## Odd permutations $\tau\in S_n$ with $\sum_{k=1}^nk\tau(k)$ a square

For any positive integer $$n$$, as usual we let $$S_n$$ be the symmetric group of all the permutations of $$\{1,\ldots,n\}$$.

QUESTION: Is it true that for each integer $$n>3$$ there is an odd permutation $$\tau\in S_n$$ such that $$\sum_{k=1}^n k\tau(k)$$ is a square?

Let $$a(n)$$ denote the number of odd permutations $$\tau\in S_n$$ with $$\sum_{k=1}^nk\tau(k)$$ a square.

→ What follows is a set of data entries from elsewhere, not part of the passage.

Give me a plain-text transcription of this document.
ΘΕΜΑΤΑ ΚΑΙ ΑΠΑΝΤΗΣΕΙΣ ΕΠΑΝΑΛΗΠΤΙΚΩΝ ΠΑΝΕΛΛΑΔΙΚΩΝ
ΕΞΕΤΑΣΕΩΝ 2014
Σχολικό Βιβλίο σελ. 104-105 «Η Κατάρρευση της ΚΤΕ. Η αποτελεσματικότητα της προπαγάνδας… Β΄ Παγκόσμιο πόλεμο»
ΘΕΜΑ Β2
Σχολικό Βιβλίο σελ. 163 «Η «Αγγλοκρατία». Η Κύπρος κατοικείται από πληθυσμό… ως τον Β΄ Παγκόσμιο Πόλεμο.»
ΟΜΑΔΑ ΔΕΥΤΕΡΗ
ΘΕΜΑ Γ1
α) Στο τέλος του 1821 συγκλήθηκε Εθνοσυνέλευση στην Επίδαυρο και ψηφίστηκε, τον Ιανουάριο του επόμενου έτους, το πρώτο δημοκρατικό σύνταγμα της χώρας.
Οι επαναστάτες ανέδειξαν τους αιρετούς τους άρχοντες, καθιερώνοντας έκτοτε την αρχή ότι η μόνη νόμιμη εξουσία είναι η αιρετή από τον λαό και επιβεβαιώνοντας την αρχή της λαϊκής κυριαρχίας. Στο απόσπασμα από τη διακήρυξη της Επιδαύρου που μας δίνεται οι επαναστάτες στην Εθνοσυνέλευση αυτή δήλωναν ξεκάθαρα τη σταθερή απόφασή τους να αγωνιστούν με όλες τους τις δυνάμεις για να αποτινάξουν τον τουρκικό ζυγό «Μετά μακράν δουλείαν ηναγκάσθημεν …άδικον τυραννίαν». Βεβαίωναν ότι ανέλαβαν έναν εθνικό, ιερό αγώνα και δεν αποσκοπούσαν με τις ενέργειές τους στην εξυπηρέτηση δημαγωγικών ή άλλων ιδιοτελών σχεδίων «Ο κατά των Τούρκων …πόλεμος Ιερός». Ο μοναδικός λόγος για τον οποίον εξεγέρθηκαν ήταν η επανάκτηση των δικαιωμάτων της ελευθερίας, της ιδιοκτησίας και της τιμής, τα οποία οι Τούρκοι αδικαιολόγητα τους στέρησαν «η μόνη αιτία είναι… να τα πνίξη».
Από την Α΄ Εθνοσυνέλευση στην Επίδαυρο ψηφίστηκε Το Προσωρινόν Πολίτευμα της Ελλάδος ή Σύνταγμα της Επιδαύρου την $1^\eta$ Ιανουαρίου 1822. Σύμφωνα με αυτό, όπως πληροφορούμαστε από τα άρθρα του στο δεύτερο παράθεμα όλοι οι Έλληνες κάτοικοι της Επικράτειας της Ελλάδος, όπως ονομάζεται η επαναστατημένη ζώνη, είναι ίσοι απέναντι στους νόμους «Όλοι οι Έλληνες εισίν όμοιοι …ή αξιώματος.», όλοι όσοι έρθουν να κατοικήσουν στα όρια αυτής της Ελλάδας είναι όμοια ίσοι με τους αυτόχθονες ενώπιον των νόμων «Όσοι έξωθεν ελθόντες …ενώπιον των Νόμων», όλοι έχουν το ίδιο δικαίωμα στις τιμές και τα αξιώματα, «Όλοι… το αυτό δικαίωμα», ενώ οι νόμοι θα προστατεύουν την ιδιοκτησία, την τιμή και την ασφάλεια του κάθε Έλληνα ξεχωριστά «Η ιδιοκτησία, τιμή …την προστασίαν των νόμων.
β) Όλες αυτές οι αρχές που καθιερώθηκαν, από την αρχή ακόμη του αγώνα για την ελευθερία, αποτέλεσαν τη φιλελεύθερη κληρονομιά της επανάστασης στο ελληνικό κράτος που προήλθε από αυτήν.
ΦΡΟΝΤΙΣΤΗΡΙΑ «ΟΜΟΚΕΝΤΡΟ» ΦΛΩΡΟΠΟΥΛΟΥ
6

Via a computer I find that $$(a(1),\ldots,a(11))=(0,1,0,2,8,22,82,718,4583,53385,513897).$$ For example, $$(2,4,1,3)$$ and $$(3,1,4,2)$$ are the only two odd permutations in $$S_4$$ meeting our requirement; in fact, $$1\cdot2+2\cdot4+3\cdot1+4\cdot3=5^2\ \ \text{and}\ \ 1\cdot3+2\cdot1+3\cdot4+4\cdot2=5^2.$$ For $$n=2,3,4,5$$, there is no even permutation $$\tau\in S_n$$ such that $$\sum_{k=1}^nk\tau(k)$$ is a square.

I conjecture that the question has a positive answer. Any comments are welcome!